The incident happened right in front of English referee Karl Dickson who refused to refer the matter to the television match official Marius van der Westhuizen when O’Mahony appealed and instead said: “I thought it was on the body with no arm.”

It is not just French television directors that don’t show replays of controversial incidents in rugby matches that might count against the national team; the New Zealand cousins decided that the incident didn’t merit a second airing.

Van Royen pointed out that “nobody should need reminding that Barrett has form and should the citing commissioner deem it warranted a red card, he can expect a lengthy spell on the sidelines.” He added that the player picked up a red card in a Crusaders match in April for which he received a four-week suspension reduced to three after completing a coach intervention course, having previously been sent off against Australia (2019).

Andrew Voerman gave the match a 7/10 rating stating: “Ireland offered more than many visitors to these shores have at this time of year have, especially in the opening 20 minutes, while the All Blacks’ finish to the first half was them at their clinical best.”
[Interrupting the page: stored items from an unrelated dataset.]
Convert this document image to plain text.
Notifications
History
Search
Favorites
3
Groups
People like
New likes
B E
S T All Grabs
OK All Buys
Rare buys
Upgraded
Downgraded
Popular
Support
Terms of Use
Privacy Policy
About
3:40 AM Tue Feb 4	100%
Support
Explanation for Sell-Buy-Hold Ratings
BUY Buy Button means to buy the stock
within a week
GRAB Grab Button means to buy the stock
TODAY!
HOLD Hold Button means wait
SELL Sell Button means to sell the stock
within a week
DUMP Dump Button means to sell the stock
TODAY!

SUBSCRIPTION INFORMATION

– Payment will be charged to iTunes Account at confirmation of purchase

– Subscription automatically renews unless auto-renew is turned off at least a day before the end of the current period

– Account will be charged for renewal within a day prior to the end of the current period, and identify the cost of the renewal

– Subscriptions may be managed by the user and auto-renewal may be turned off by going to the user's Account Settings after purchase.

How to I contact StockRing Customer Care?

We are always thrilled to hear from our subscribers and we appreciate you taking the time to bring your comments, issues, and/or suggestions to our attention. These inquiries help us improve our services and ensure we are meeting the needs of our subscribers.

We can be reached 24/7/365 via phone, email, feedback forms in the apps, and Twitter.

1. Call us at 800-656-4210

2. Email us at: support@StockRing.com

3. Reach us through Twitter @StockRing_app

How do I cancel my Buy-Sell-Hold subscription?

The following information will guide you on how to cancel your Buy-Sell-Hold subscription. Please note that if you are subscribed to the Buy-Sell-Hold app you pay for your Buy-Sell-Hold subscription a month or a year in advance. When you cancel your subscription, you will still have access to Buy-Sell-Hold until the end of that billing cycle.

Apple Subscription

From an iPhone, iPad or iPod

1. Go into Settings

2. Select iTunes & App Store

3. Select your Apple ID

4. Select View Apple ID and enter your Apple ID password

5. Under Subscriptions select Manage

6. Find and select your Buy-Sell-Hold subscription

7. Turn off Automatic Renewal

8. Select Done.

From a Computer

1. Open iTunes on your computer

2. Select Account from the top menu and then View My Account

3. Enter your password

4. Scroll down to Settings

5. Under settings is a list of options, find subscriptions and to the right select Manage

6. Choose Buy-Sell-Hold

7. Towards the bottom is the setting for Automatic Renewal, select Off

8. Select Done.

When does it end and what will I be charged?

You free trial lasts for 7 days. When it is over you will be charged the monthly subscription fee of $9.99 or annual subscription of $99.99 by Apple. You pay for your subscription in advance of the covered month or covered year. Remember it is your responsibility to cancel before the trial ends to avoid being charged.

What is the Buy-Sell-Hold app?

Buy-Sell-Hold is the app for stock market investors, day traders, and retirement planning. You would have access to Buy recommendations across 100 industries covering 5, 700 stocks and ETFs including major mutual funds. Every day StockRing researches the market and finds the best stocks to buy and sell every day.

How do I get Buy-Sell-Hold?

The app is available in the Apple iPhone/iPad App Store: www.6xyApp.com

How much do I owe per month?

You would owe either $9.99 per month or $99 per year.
Gregor Paul highlighted three areas in his analysis in which New Zealand were superior. “Ireland weren’t so far behind the All Blacks in the core facets of winning the ball and the collisions. But they were light years behind in being able to sniff and exploit even a half-chance and the ability of the All Blacks to pounce on counterattack and sense where an opponent is weak remains the gift that they alone possess.

“There was prematch talk of the All Blacks being in terminal decline, but they continue to be blessed with the sharpest instincts in world rugby and the difference between the two teams came down to their respective ability to convert pressure into points. It was here that the All Blacks were lethal.

“Ireland had more possession and more territory but the All Blacks had more awareness, more cohesion and certainty when they had the ball and were clinical, bordering on ruthless at times.”